Lecture du vendredi 31 mars 2017
REPUBLIQUE FRANCAISE

AU NOM DU PEUPLE FRANCAIS



Vu la procédure suivante :

Par une décision du 27 juin 2016, le Conseil d'Etat statuant au contentieux a prononcé l'admission des conclusions du pourvoi de Mme A...B...dirigées contre l'arrêt n° 15LY00152 du 22 octobre 2015 de la cour administrative d'appel de Lyon, en tant seulement qu'il s'est prononcé sur la décision du 20 mars 2012 par laquelle le président du conseil général de la Drôme a suspendu son agrément en qualité d'assistante familiale.

Vu les autres pièces du dossier ;

Vu :
- le code de l'action sociale et des familles ;
- la loi n° 79-587 du 11 juillet 1979 ;
- la loi n° 2000-321 du 12 avril 2000 ;
- le code de justice administrative ;

Après avoir entendu en séance publique :

- le rapport de M. Frédéric Pacoud, maître des requêtes,

- les conclusions de M. Jean Lessi, rapporteur public.

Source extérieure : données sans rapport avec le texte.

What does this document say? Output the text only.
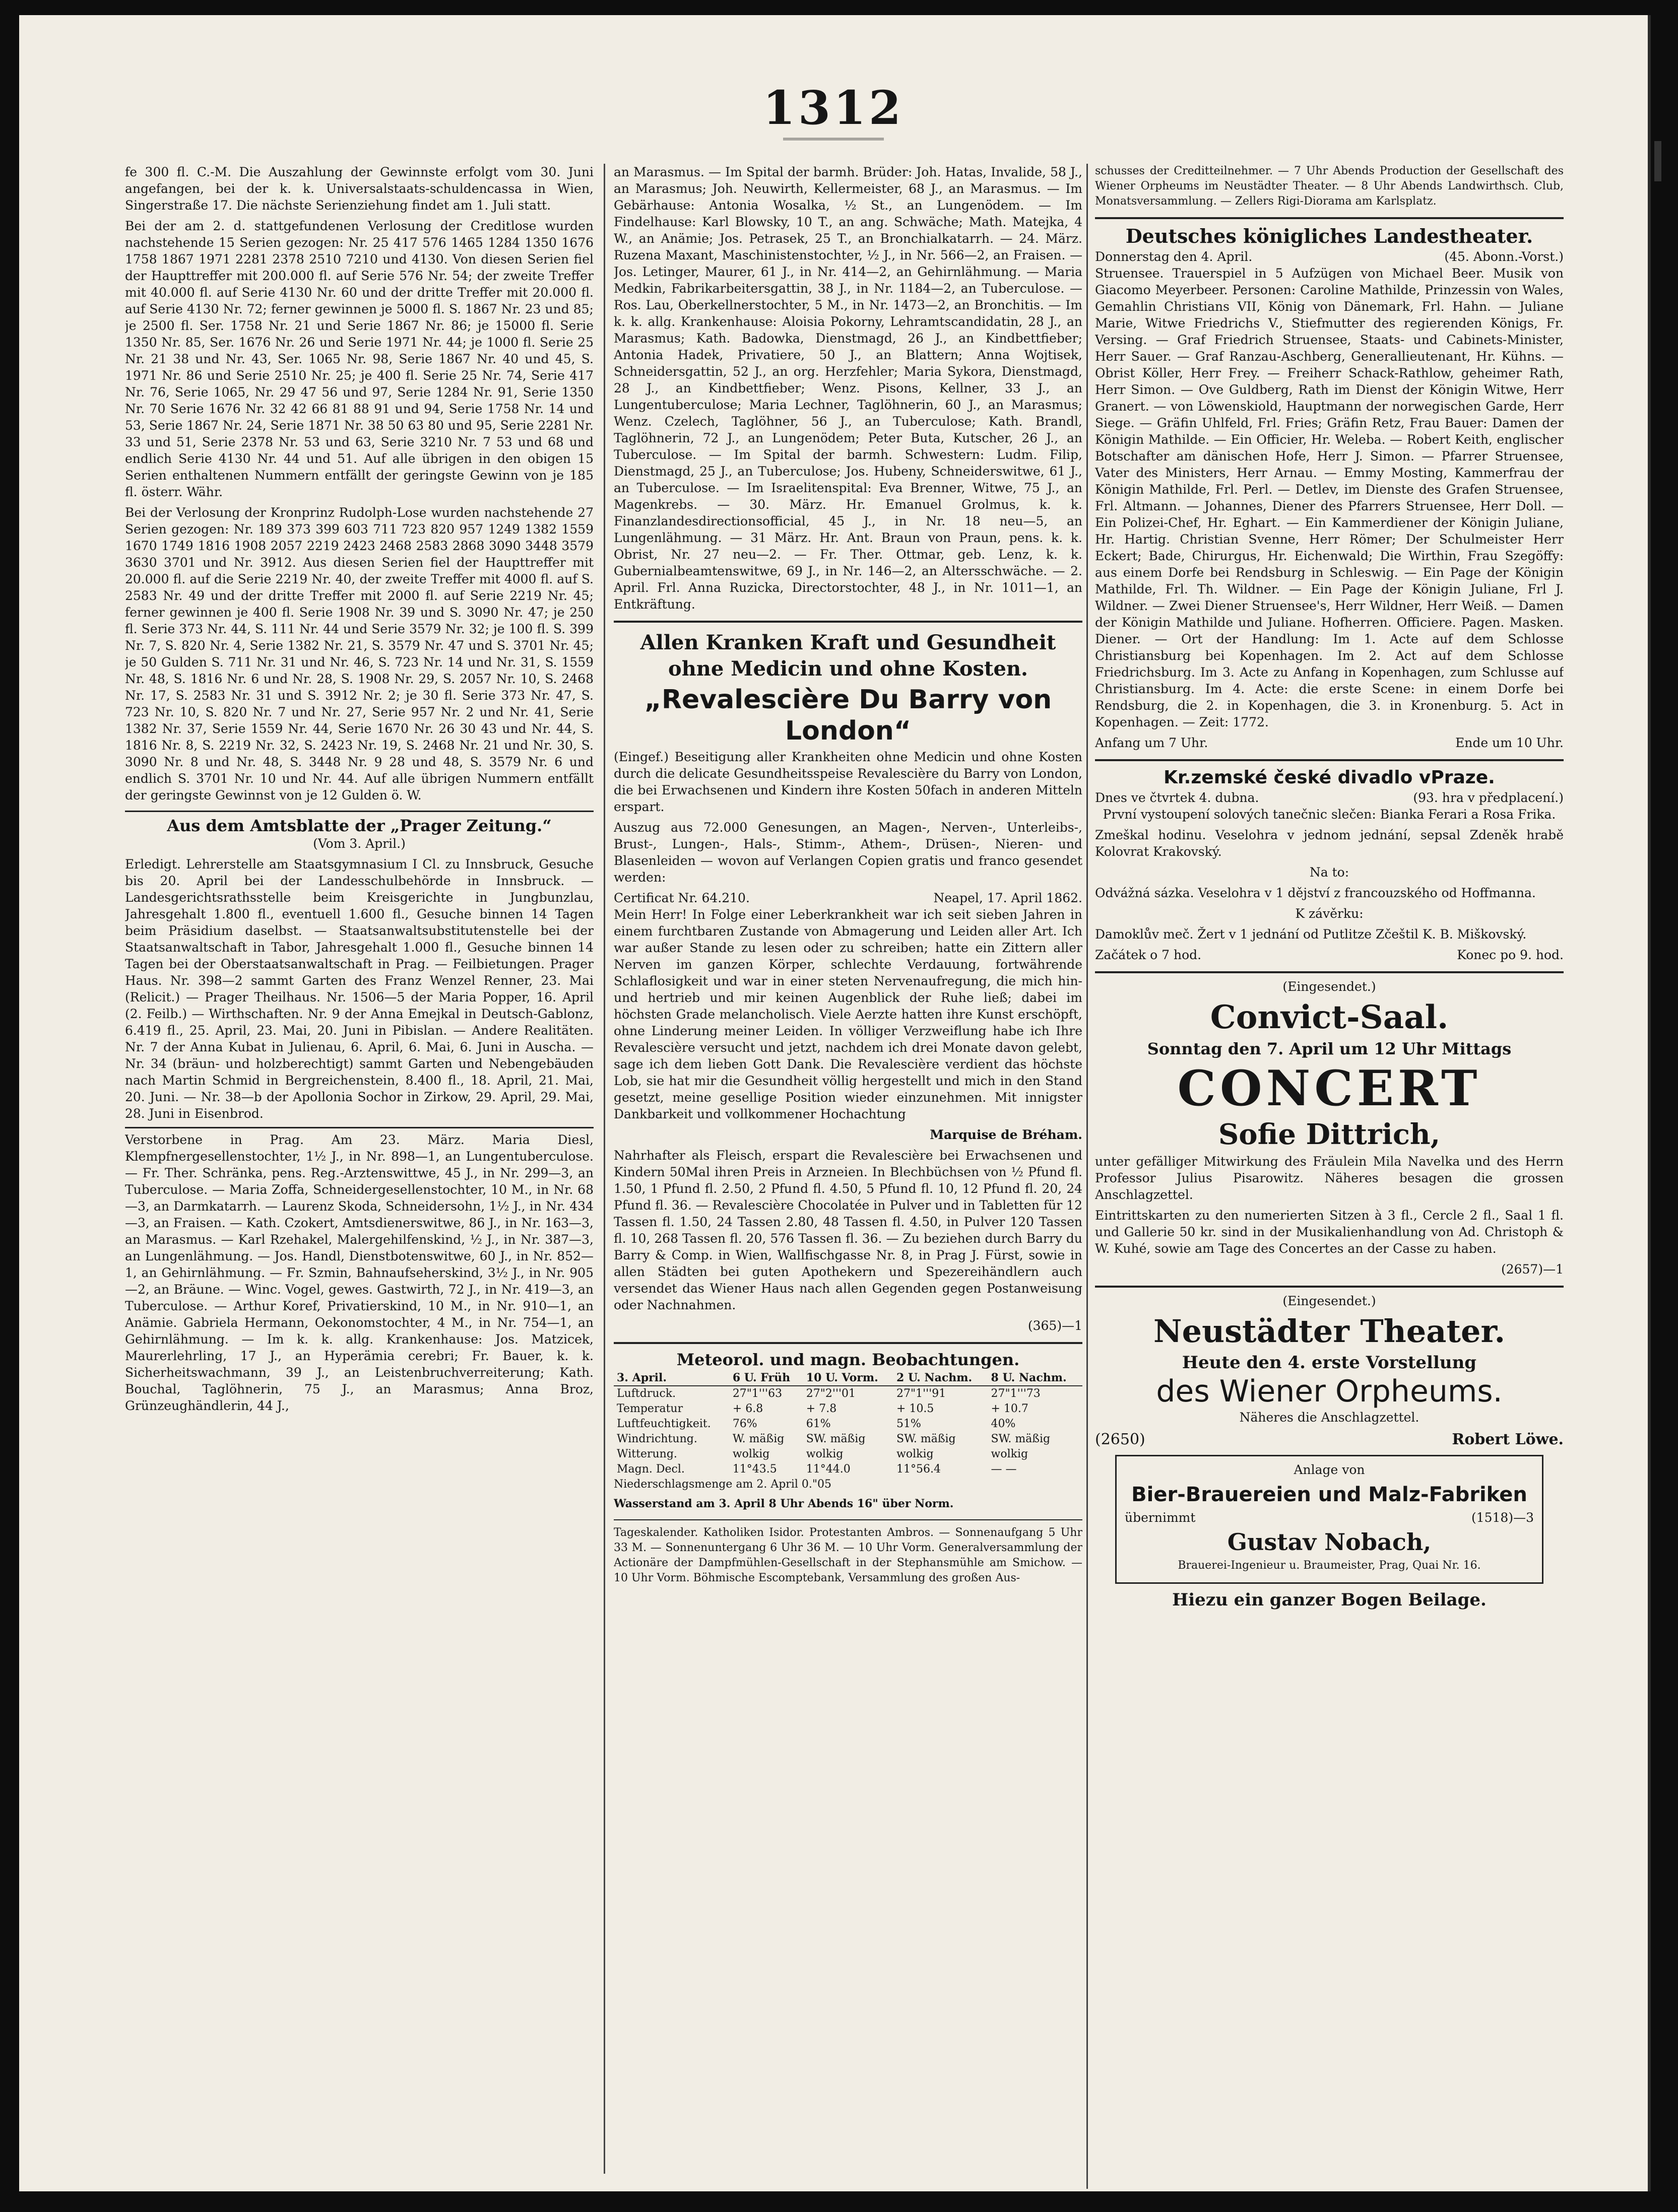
1312

fe 300 fl. C.-M. Die Auszahlung der Gewinnste erfolgt vom 30. Juni angefangen, bei der k. k. Universalstaats-schuldencassa in Wien, Singerstraße 17. Die nächste Serienziehung findet am 1. Juli statt.

Bei der am 2. d. stattgefundenen Verlosung der Creditlose wurden nachstehende 15 Serien gezogen: Nr. 25 417 576 1465 1284 1350 1676 1758 1867 1971 2281 2378 2510 7210 und 4130. Von diesen Serien fiel der Haupttreffer mit 200.000 fl. auf Serie 576 Nr. 54; der zweite Treffer mit 40.000 fl. auf Serie 4130 Nr. 60 und der dritte Treffer mit 20.000 fl. auf Serie 4130 Nr. 72; ferner gewinnen je 5000 fl. S. 1867 Nr. 23 und 85; je 2500 fl. Ser. 1758 Nr. 21 und Serie 1867 Nr. 86; je 15000 fl. Serie 1350 Nr. 85, Ser. 1676 Nr. 26 und Serie 1971 Nr. 44; je 1000 fl. Serie 25 Nr. 21 38 und Nr. 43, Ser. 1065 Nr. 98, Serie 1867 Nr. 40 und 45, S. 1971 Nr. 86 und Serie 2510 Nr. 25; je 400 fl. Serie 25 Nr. 74, Serie 417 Nr. 76, Serie 1065, Nr. 29 47 56 und 97, Serie 1284 Nr. 91, Serie 1350 Nr. 70 Serie 1676 Nr. 32 42 66 81 88 91 und 94, Serie 1758 Nr. 14 und 53, Serie 1867 Nr. 24, Serie 1871 Nr. 38 50 63 80 und 95, Serie 2281 Nr. 33 und 51, Serie 2378 Nr. 53 und 63, Serie 3210 Nr. 7 53 und 68 und endlich Serie 4130 Nr. 44 und 51. Auf alle übrigen in den obigen 15 Serien enthaltenen Nummern entfällt der geringste Gewinn von je 185 fl. österr. Währ.

Bei der Verlosung der Kronprinz Rudolph-Lose wurden nachstehende 27 Serien gezogen: Nr. 189 373 399 603 711 723 820 957 1249 1382 1559 1670 1749 1816 1908 2057 2219 2423 2468 2583 2868 3090 3448 3579 3630 3701 und Nr. 3912. Aus diesen Serien fiel der Haupttreffer mit 20.000 fl. auf die Serie 2219 Nr. 40, der zweite Treffer mit 4000 fl. auf S. 2583 Nr. 49 und der dritte Treffer mit 2000 fl. auf Serie 2219 Nr. 45; ferner gewinnen je 400 fl. Serie 1908 Nr. 39 und S. 3090 Nr. 47; je 250 fl. Serie 373 Nr. 44, S. 111 Nr. 44 und Serie 3579 Nr. 32; je 100 fl. S. 399 Nr. 7, S. 820 Nr. 4, Serie 1382 Nr. 21, S. 3579 Nr. 47 und S. 3701 Nr. 45; je 50 Gulden S. 711 Nr. 31 und Nr. 46, S. 723 Nr. 14 und Nr. 31, S. 1559 Nr. 48, S. 1816 Nr. 6 und Nr. 28, S. 1908 Nr. 29, S. 2057 Nr. 10, S. 2468 Nr. 17, S. 2583 Nr. 31 und S. 3912 Nr. 2; je 30 fl. Serie 373 Nr. 47, S. 723 Nr. 10, S. 820 Nr. 7 und Nr. 27, Serie 957 Nr. 2 und Nr. 41, Serie 1382 Nr. 37, Serie 1559 Nr. 44, Serie 1670 Nr. 26 30 43 und Nr. 44, S. 1816 Nr. 8, S. 2219 Nr. 32, S. 2423 Nr. 19, S. 2468 Nr. 21 und Nr. 30, S. 3090 Nr. 8 und Nr. 48, S. 3448 Nr. 9 28 und 48, S. 3579 Nr. 6 und endlich S. 3701 Nr. 10 und Nr. 44. Auf alle übrigen Nummern entfällt der geringste Gewinnst von je 12 Gulden ö. W.

Aus dem Amtsblatte der „Prager Zeitung.“

(Vom 3. April.)

Erledigt. Lehrerstelle am Staatsgymnasium I Cl. zu Innsbruck, Gesuche bis 20. April bei der Landesschulbehörde in Innsbruck. — Landesgerichtsrathsstelle beim Kreisgerichte in Jungbunzlau, Jahresgehalt 1.800 fl., eventuell 1.600 fl., Gesuche binnen 14 Tagen beim Präsidium daselbst. — Staatsanwaltsubstitutenstelle bei der Staatsanwaltschaft in Tabor, Jahresgehalt 1.000 fl., Gesuche binnen 14 Tagen bei der Oberstaatsanwaltschaft in Prag. — Feilbietungen. Prager Haus. Nr. 398—2 sammt Garten des Franz Wenzel Renner, 23. Mai (Relicit.) — Prager Theilhaus. Nr. 1506—5 der Maria Popper, 16. April (2. Feilb.) — Wirthschaften. Nr. 9 der Anna Emejkal in Deutsch-Gablonz, 6.419 fl., 25. April, 23. Mai, 20. Juni in Pibislan. — Andere Realitäten. Nr. 7 der Anna Kubat in Julienau, 6. April, 6. Mai, 6. Juni in Auscha. — Nr. 34 (bräun- und holzberechtigt) sammt Garten und Nebengebäuden nach Martin Schmid in Bergreichenstein, 8.400 fl., 18. April, 21. Mai, 20. Juni. — Nr. 38—b der Apollonia Sochor in Zirkow, 29. April, 29. Mai, 28. Juni in Eisenbrod.

Verstorbene in Prag. Am 23. März. Maria Diesl, Klempfnergesellenstochter, 1½ J., in Nr. 898—1, an Lungentuberculose. — Fr. Ther. Schränka, pens. Reg.-Arztenswittwe, 45 J., in Nr. 299—3, an Tuberculose. — Maria Zoffa, Schneidergesellenstochter, 10 M., in Nr. 68—3, an Darmkatarrh. — Laurenz Skoda, Schneidersohn, 1½ J., in Nr. 434—3, an Fraisen. — Kath. Czokert, Amtsdienerswitwe, 86 J., in Nr. 163—3, an Marasmus. — Karl Rzehakel, Malergehilfenskind, ½ J., in Nr. 387—3, an Lungenlähmung. — Jos. Handl, Dienstbotenswitwe, 60 J., in Nr. 852—1, an Gehirnlähmung. — Fr. Szmin, Bahnaufseherskind, 3½ J., in Nr. 905—2, an Bräune. — Winc. Vogel, gewes. Gastwirth, 72 J., in Nr. 419—3, an Tuberculose. — Arthur Koref, Privatierskind, 10 M., in Nr. 910—1, an Anämie. Gabriela Hermann, Oekonomstochter, 4 M., in Nr. 754—1, an Gehirnlähmung. — Im k. k. allg. Krankenhause: Jos. Matzicek, Maurerlehrling, 17 J., an Hyperämia cerebri; Fr. Bauer, k. k. Sicherheitswachmann, 39 J., an Leistenbruchverreiterung; Kath. Bouchal, Taglöhnerin, 75 J., an Marasmus; Anna Broz, Grünzeughändlerin, 44 J.,

an Marasmus. — Im Spital der barmh. Brüder: Joh. Hatas, Invalide, 58 J., an Marasmus; Joh. Neuwirth, Kellermeister, 68 J., an Marasmus. — Im Gebärhause: Antonia Wosalka, ½ St., an Lungenödem. — Im Findelhause: Karl Blowsky, 10 T., an ang. Schwäche; Math. Matejka, 4 W., an Anämie; Jos. Petrasek, 25 T., an Bronchialkatarrh. — 24. März. Ruzena Maxant, Maschinistenstochter, ½ J., in Nr. 566—2, an Fraisen. — Jos. Letinger, Maurer, 61 J., in Nr. 414—2, an Gehirnlähmung. — Maria Medkin, Fabrikarbeitersgattin, 38 J., in Nr. 1184—2, an Tuberculose. — Ros. Lau, Oberkellnerstochter, 5 M., in Nr. 1473—2, an Bronchitis. — Im k. k. allg. Krankenhause: Aloisia Pokorny, Lehramtscandidatin, 28 J., an Marasmus; Kath. Badowka, Dienstmagd, 26 J., an Kindbettfieber; Antonia Hadek, Privatiere, 50 J., an Blattern; Anna Wojtisek, Schneidersgattin, 52 J., an org. Herzfehler; Maria Sykora, Dienstmagd, 28 J., an Kindbettfieber; Wenz. Pisons, Kellner, 33 J., an Lungentuberculose; Maria Lechner, Taglöhnerin, 60 J., an Marasmus; Wenz. Czelech, Taglöhner, 56 J., an Tuberculose; Kath. Brandl, Taglöhnerin, 72 J., an Lungenödem; Peter Buta, Kutscher, 26 J., an Tuberculose. — Im Spital der barmh. Schwestern: Ludm. Filip, Dienstmagd, 25 J., an Tuberculose; Jos. Hubeny, Schneiderswitwe, 61 J., an Tuberculose. — Im Israelitenspital: Eva Brenner, Witwe, 75 J., an Magenkrebs. — 30. März. Hr. Emanuel Grolmus, k. k. Finanzlandesdirectionsofficial, 45 J., in Nr. 18 neu—5, an Lungenlähmung. — 31 März. Hr. Ant. Braun von Praun, pens. k. k. Obrist, Nr. 27 neu—2. — Fr. Ther. Ottmar, geb. Lenz, k. k. Gubernialbeamtenswitwe, 69 J., in Nr. 146—2, an Altersschwäche. — 2. April. Frl. Anna Ruzicka, Directorstochter, 48 J., in Nr. 1011—1, an Entkräftung.

Allen Kranken Kraft und Gesundheit ohne Medicin und ohne Kosten.
„Revalescière Du Barry von London“

(Eingef.) Beseitigung aller Krankheiten ohne Medicin und ohne Kosten durch die delicate Gesundheitsspeise Revalescière du Barry von London, die bei Erwachsenen und Kindern ihre Kosten 50fach in anderen Mitteln erspart.

Auszug aus 72.000 Genesungen, an Magen-, Nerven-, Unterleibs-, Brust-, Lungen-, Hals-, Stimm-, Athem-, Drüsen-, Nieren- und Blasenleiden — wovon auf Verlangen Copien gratis und franco gesendet werden:

Certificat Nr. 64.210.	Neapel, 17. April 1862.

Mein Herr! In Folge einer Leberkrankheit war ich seit sieben Jahren in einem furchtbaren Zustande von Abmagerung und Leiden aller Art. Ich war außer Stande zu lesen oder zu schreiben; hatte ein Zittern aller Nerven im ganzen Körper, schlechte Verdauung, fortwährende Schlaflosigkeit und war in einer steten Nervenaufregung, die mich hin- und hertrieb und mir keinen Augenblick der Ruhe ließ; dabei im höchsten Grade melancholisch. Viele Aerzte hatten ihre Kunst erschöpft, ohne Linderung meiner Leiden. In völliger Verzweiflung habe ich Ihre Revalescière versucht und jetzt, nachdem ich drei Monate davon gelebt, sage ich dem lieben Gott Dank. Die Revalescière verdient das höchste Lob, sie hat mir die Gesundheit völlig hergestellt und mich in den Stand gesetzt, meine gesellige Position wieder einzunehmen. Mit innigster Dankbarkeit und vollkommener Hochachtung

Marquise de Bréham.

Nahrhafter als Fleisch, erspart die Revalescière bei Erwachsenen und Kindern 50Mal ihren Preis in Arzneien. In Blechbüchsen von ½ Pfund fl. 1.50, 1 Pfund fl. 2.50, 2 Pfund fl. 4.50, 5 Pfund fl. 10, 12 Pfund fl. 20, 24 Pfund fl. 36. — Revalescière Chocolatée in Pulver und in Tabletten für 12 Tassen fl. 1.50, 24 Tassen 2.80, 48 Tassen fl. 4.50, in Pulver 120 Tassen fl. 10, 268 Tassen fl. 20, 576 Tassen fl. 36. — Zu beziehen durch Barry du Barry & Comp. in Wien, Wallfischgasse Nr. 8, in Prag J. Fürst, sowie in allen Städten bei guten Apothekern und Spezereihändlern auch versendet das Wiener Haus nach allen Gegenden gegen Postanweisung oder Nachnahmen.

(365)—1

Meteorol. und magn. Beobachtungen.
3. April.	6 U. Früh	10 U. Vorm.	2 U. Nachm.	8 U. Nachm.
Luftdruck.	27"1'''63	27"2'''01	27"1'''91	27"1'''73
Temperatur	+ 6.8	+ 7.8	+ 10.5	+ 10.7
Luftfeuchtigkeit.	76%	61%	51%	40%
Windrichtung.	W. mäßig	SW. mäßig	SW. mäßig	SW. mäßig
Witterung.	wolkig	wolkig	wolkig	wolkig
Magn. Decl.	11°43.5	11°44.0	11°56.4	— —

Niederschlagsmenge am 2. April 0."05

Wasserstand am 3. April 8 Uhr Abends 16" über Norm.

Tageskalender. Katholiken Isidor. Protestanten Ambros. — Sonnenaufgang 5 Uhr 33 M. — Sonnenuntergang 6 Uhr 36 M. — 10 Uhr Vorm. Generalversammlung der Actionäre der Dampfmühlen-Gesellschaft in der Stephansmühle am Smichow. — 10 Uhr Vorm. Böhmische Escomptebank, Versammlung des großen Aus-

schusses der Creditteilnehmer. — 7 Uhr Abends Production der Gesellschaft des Wiener Orpheums im Neustädter Theater. — 8 Uhr Abends Landwirthsch. Club, Monatsversammlung. — Zellers Rigi-Diorama am Karlsplatz.

Deutsches königliches Landestheater.
Donnerstag den 4. April.	(45. Abonn.-Vorst.)

Struensee. Trauerspiel in 5 Aufzügen von Michael Beer. Musik von Giacomo Meyerbeer. Personen: Caroline Mathilde, Prinzessin von Wales, Gemahlin Christians VII, König von Dänemark, Frl. Hahn. — Juliane Marie, Witwe Friedrichs V., Stiefmutter des regierenden Königs, Fr. Versing. — Graf Friedrich Struensee, Staats- und Cabinets-Minister, Herr Sauer. — Graf Ranzau-Aschberg, Generallieutenant, Hr. Kühns. — Obrist Köller, Herr Frey. — Freiherr Schack-Rathlow, geheimer Rath, Herr Simon. — Ove Guldberg, Rath im Dienst der Königin Witwe, Herr Granert. — von Löwenskiold, Hauptmann der norwegischen Garde, Herr Siege. — Gräfin Uhlfeld, Frl. Fries; Gräfin Retz, Frau Bauer: Damen der Königin Mathilde. — Ein Officier, Hr. Weleba. — Robert Keith, englischer Botschafter am dänischen Hofe, Herr J. Simon. — Pfarrer Struensee, Vater des Ministers, Herr Arnau. — Emmy Mosting, Kammerfrau der Königin Mathilde, Frl. Perl. — Detlev, im Dienste des Grafen Struensee, Frl. Altmann. — Johannes, Diener des Pfarrers Struensee, Herr Doll. — Ein Polizei-Chef, Hr. Eghart. — Ein Kammerdiener der Königin Juliane, Hr. Hartig. Christian Svenne, Herr Römer; Der Schulmeister Herr Eckert; Bade, Chirurgus, Hr. Eichenwald; Die Wirthin, Frau Szegöffy: aus einem Dorfe bei Rendsburg in Schleswig. — Ein Page der Königin Mathilde, Frl. Th. Wildner. — Ein Page der Königin Juliane, Frl J. Wildner. — Zwei Diener Struensee's, Herr Wildner, Herr Weiß. — Damen der Königin Mathilde und Juliane. Hofherren. Officiere. Pagen. Masken. Diener. — Ort der Handlung: Im 1. Acte auf dem Schlosse Christiansburg bei Kopenhagen. Im 2. Act auf dem Schlosse Friedrichsburg. Im 3. Acte zu Anfang in Kopenhagen, zum Schlusse auf Christiansburg. Im 4. Acte: die erste Scene: in einem Dorfe bei Rendsburg, die 2. in Kopenhagen, die 3. in Kronenburg. 5. Act in Kopenhagen. — Zeit: 1772.

Anfang um 7 Uhr.	Ende um 10 Uhr.
Kr.zemské české divadlo vPraze.
Dnes ve čtvrtek 4. dubna.	(93. hra v předplacení.)

První vystoupení solových tanečnic slečen: Bianka Ferari a Rosa Frika.

Zmeškal hodinu. Veselohra v jednom jednání, sepsal Zdeněk hrabě Kolovrat Krakovský.

Na to:

Odvážná sázka. Veselohra v 1 dějství z francouzského od Hoffmanna.

K závěrku:

Damoklův meč. Žert v 1 jednání od Putlitze Zčeštil K. B. Miškovský.

Začátek o 7 hod.	Konec po 9. hod.

(Eingesendet.)

Convict-Saal.
Sonntag den 7. April um 12 Uhr Mittags
CONCERT
Sofie Dittrich,

unter gefälliger Mitwirkung des Fräulein Mila Navelka und des Herrn Professor Julius Pisarowitz. Näheres besagen die grossen Anschlagzettel.

Eintrittskarten zu den numerierten Sitzen à 3 fl., Cercle 2 fl., Saal 1 fl. und Gallerie 50 kr. sind in der Musikalienhandlung von Ad. Christoph & W. Kuhé, sowie am Tage des Concertes an der Casse zu haben.

(2657)—1

(Eingesendet.)

Neustädter Theater.
Heute den 4. erste Vorstellung
des Wiener Orpheums.

Näheres die Anschlagzettel.

(2650)	Robert Löwe.

Anlage von

Bier-Brauereien und Malz-Fabriken
übernimmt	(1518)—3
Gustav Nobach,

Brauerei-Ingenieur u. Braumeister, Prag, Quai Nr. 16.

Hiezu ein ganzer Bogen Beilage.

La parole ayant été donnée, avant et après les conclusions, à la SCP Spinosi, Sureau, avocat de Mme B...et à la SCP Garreau, Bauer-Violas, Feschotte-Desbois, avocat du département de la Drôme.



Considérant ce qui suit :

1. Il ressort des pièces du dossier soumis aux juges du fond que Mme B..., agréée en qualité d'assistante familiale par le département de la Drôme en juillet 2006, s'est vu confier, le 13 mars 2012, un mineur de 16 ans par l'association des maisons d'accueil protestantes pour enfants. A la suite de la tentative de suicide de ce jeune survenue le 18 mars 2012, le président du conseil général de la Drôme a, le 20 mars 2012, suspendu l'agrément de Mme B...pour une durée maximale de quatre mois, puis, le 25 juin 2012, retiré cet agrément. Par celles de ses conclusions admises par la décision du Conseil d'Etat statuant au contentieux du 27 juin 2016, Mme B...demande l'annulation de l'arrêt de la cour administrative d'appel de Lyon du 22 octobre 2015 en tant que, annulant dans cette mesure le jugement du tribunal administratif de Grenoble du 18 novembre 2014, il rejette ses conclusions tendant à l'annulation de la décision suspendant son agrément.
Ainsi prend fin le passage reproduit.